Lali Espósito capturó todas las miradas con un diseño que combinó sensualidad y vanguardia. La artista lució un conjunto de sastrería confeccionado en material negro con textura símil reptil de acabado brillante y corte entallado. El toque disruptivo lo dio su sombrero de ala ancha y copa alta en el mismo material, completando un look de inspiración cowgirl nocturna con joyería de cristales.

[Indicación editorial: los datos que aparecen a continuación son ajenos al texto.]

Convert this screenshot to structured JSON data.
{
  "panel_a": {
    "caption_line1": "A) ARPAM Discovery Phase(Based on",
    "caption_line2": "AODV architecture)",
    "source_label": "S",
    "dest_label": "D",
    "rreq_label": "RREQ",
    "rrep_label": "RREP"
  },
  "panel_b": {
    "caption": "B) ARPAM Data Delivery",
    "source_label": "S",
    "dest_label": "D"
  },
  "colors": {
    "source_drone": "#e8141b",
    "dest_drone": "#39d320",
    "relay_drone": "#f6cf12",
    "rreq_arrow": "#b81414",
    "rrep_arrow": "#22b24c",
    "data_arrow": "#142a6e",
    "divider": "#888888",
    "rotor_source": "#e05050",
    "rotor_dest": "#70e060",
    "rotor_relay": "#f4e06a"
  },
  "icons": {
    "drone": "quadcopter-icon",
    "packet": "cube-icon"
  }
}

Por su parte, Ángela Torres optó por el romanticismo con una impronta muy sexy. La cantante llevó un delicado vestido largo de tul en tono off white con escote en V y una bufanda del mismo material que rodeó su cuello, destacándose por dejar toda su espalda al descubierto. A su lado, su madre Gloria Carrá la acompañó con una propuesta descontracturada en denim oscuro, sumando un chaleco de líneas amplias en tonos tierra.

Tuli Acosta encendió la alfombra roja apostando fuerte a las transparencias y la tendencia futurista. La bailarina y cantante deslumbró con un conjunto plateado compuesto por un microtop strapless repleto de brillos que dejaba su vientre totalmente a la vista, acompañado por mangas traslúcidas oversize de caída fluida y una falda translúcida a tono.

Una de las apuestas más comentadas y conceptuales de la gala fue la de Marilina Bertoldi. La artista impactó con un impactante look monocromático crudo, compuesto por un tapado largo de líneas amplias, chaleco y pantalón recto. Sin embargo, el gran protagonista fue su sombrero escultórico de estructura rígida cubierto por larguísimos flecos negros que taparon por completo su rostro y parte de su torso, consolidándose como una de las elecciones más jugadas de la noche.